Although we did put the butter in the fridge, we first put it on fresh bread, dipped pretzels in it, and taste-tested it on a spoon! Just for fun, I put some in a silicon heart mold. You can shape it any way you like. We kept our butter very plain, but you can add any sugar or herbs to make a seasoned butter. Maybe next time... Enjoy!

Wednesday, March 2, 2011

Goat Cheese and Kale Stuffed Flank Steak

A new month, a new recipe involving kale... SO easy. And, of course, delicious. I am pretty sure I found a way to use kale in four very different ways last week and I did not hear one peep of complaint from my tireless taste testers. For this recipe, I had some flank steak rubbed with cajun seasoning sitting in the refrigerator looking for love. I have a fear of using the broiler and I don't know how to use the gas grill at our house so that left me with one option: bake it. (We can address my broiling and grilling issues in another post...)

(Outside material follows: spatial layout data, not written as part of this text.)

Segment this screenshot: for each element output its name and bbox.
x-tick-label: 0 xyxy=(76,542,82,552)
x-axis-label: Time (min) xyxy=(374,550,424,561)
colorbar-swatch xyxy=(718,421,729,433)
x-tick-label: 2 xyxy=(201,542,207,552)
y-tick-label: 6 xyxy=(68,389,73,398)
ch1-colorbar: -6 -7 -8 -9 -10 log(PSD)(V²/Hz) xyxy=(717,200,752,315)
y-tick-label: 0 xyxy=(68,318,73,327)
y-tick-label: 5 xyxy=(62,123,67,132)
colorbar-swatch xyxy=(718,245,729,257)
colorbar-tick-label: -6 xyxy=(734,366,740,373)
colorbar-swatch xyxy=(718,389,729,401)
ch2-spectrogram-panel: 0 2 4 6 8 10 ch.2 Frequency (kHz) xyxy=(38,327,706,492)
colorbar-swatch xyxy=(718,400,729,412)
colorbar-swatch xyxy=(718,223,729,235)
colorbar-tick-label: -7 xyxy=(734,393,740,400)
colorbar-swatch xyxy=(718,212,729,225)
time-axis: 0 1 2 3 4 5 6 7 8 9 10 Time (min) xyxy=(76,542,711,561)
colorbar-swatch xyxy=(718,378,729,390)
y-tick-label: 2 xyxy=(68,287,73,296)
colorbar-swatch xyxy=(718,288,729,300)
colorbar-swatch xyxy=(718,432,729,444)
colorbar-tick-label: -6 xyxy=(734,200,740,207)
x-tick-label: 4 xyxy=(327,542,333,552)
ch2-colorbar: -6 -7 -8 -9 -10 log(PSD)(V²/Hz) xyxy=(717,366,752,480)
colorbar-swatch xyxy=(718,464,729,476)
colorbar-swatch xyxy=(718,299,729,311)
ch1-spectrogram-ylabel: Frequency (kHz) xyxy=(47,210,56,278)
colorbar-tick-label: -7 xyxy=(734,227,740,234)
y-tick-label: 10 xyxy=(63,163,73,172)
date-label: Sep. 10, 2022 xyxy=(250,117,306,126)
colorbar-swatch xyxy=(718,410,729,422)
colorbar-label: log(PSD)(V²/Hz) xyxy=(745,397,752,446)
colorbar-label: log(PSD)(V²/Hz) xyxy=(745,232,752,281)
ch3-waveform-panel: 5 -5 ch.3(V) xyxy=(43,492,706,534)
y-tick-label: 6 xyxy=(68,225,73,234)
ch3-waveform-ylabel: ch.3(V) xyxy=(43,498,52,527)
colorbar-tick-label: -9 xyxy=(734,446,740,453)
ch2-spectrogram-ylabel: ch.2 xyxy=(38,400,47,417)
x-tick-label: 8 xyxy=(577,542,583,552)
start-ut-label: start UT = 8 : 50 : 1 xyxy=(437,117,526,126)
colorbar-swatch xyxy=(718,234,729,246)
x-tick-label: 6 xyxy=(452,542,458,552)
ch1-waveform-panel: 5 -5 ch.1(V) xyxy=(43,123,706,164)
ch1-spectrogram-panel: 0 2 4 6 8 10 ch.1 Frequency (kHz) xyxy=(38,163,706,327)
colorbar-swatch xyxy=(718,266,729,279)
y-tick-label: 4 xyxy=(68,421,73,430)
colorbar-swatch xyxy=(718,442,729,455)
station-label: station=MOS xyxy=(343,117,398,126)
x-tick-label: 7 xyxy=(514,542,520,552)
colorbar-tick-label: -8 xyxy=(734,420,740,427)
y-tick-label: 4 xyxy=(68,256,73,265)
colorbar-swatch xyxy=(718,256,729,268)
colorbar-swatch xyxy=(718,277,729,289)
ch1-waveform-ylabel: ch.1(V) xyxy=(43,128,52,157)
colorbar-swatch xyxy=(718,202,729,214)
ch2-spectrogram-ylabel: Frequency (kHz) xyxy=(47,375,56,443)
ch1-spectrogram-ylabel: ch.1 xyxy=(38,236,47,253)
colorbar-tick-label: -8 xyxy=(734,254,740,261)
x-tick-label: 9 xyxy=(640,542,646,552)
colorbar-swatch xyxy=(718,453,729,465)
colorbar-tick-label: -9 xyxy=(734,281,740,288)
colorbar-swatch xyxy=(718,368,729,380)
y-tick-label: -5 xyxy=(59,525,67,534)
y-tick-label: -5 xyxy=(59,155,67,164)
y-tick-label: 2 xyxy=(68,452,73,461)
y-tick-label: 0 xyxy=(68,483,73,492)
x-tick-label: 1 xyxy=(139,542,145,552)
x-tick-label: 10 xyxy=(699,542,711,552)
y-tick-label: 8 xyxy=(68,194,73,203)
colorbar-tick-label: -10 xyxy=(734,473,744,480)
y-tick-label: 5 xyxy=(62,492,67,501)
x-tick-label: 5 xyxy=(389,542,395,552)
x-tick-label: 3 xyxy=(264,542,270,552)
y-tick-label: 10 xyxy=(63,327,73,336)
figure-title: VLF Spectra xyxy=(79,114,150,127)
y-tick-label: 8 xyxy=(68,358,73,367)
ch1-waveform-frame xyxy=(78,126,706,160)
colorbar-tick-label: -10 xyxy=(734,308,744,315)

I was worried about the steak getting too tough if I just put it in the oven at 350 degrees so I "butterflied" the meat - sliced it down the middle to create butterfly wings - and then laid some fresh kale and about a tablespoon of delicious herbed goat cheese from The Looking Glass Creamery located not too far away in Asheville, North Carolina. I had picked up the kale at the farmers market the week before and it was still looking bright green and delicious. I used toothpicks to keep the steak closed around the kale and cheese.

After I stuffed and toothpicked the flank steak, I placed them in a pie dish (my favorite piece of dinner cookware) and cooked it at 350 degrees for 30 minutes.

I served the stuffed flank steak with quinoa and baby carrots. Enjoy!